Figure 2. The same heifer pictured in Figure 1 two weeks later at stitches out, with both her and her adopted calf doing well.
Figure 2. The same heifer pictured in Figure 1 two weeks later at stitches out, with both her and her adopted calf doing well.

I can’t say my method exactly matched the one described, but we heavily sedated the cow and got her down on her side. We had a strop on the left hindlimb because she kicked relentlessly, despite the anaesthesia and analgesia. A combination of inverted L block and local infusion for the ventral part of the incision was used.

I can only feel embarrassment at my attempts to drape this heifer. She had to be the one who lies out of a cubicle and was caked, but my efforts were unhelpful at best. Using large adhesive drapes or many more towel clips are clear improvements needed for next time.

The shape and length of the incision allowed near complete exteriorisation of the uterus. We removed the fetus with minimal abdominal contamination, and lavaged the wound edges and uterus with copious volumes of potable tap water (a big, non-sterile bucket full, in honesty).

Kits were changed and I scrubbed up again for suturing, with sterile saline used to lavage the sutured uterus and wound edges.

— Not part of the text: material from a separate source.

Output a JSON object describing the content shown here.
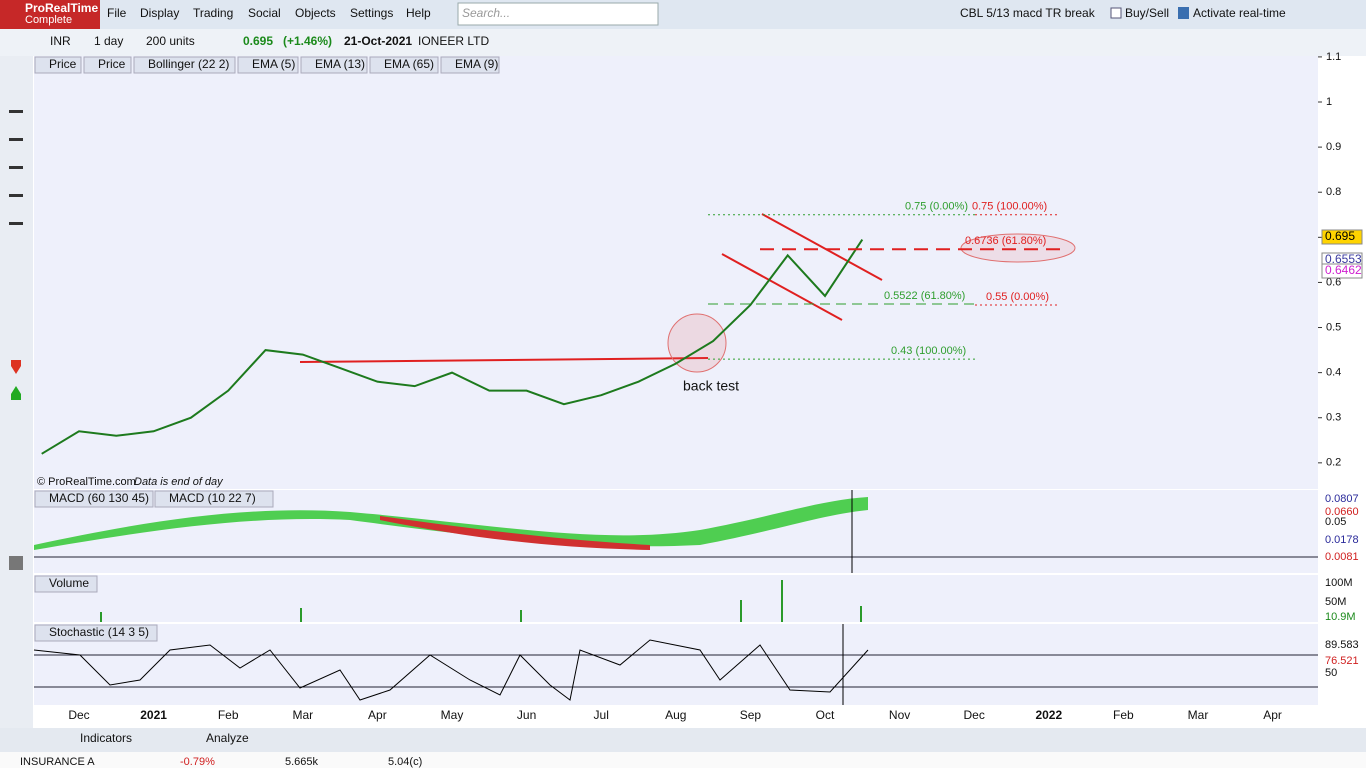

Perioperative IM antibiosis was used (penicillin and streptomycin), but I did also add in the possibly more traditional method of emptying the rest of the bottle into the abdomen and over the incised muscles – evidence base unknown.

Aside from the kicking (with associated swearing) and time for suturing, this, technically, was one of the easiest caesareans I’ve done this season, with abdominal access and competent help making a huge difference. Carrying out many postmortems has also improved my surgical skills.

Figure 1 shows the heifer mid-surgery, with my colleague starting to exteriorise the uterus. Figure 2 is the heifer two weeks later at stitches out, with both her and her adopted calf doing well. She recovered unremarkably.

It was a much better outcome for the farmer than a knackery yard bill, and fantastic experience for my colleague and me. We had a good conversation about how we approached this calving and any ways to do things better.

I’ll definitely use this technique again, too, but only with enough kit and suitable help. After all, postponing for a few hours is unlikely to affect the outcome.

My thanks go to Eoin Ryan for his excellent CPD presentation. You are right up there on the “best farm vets” list, should anyone ask me again.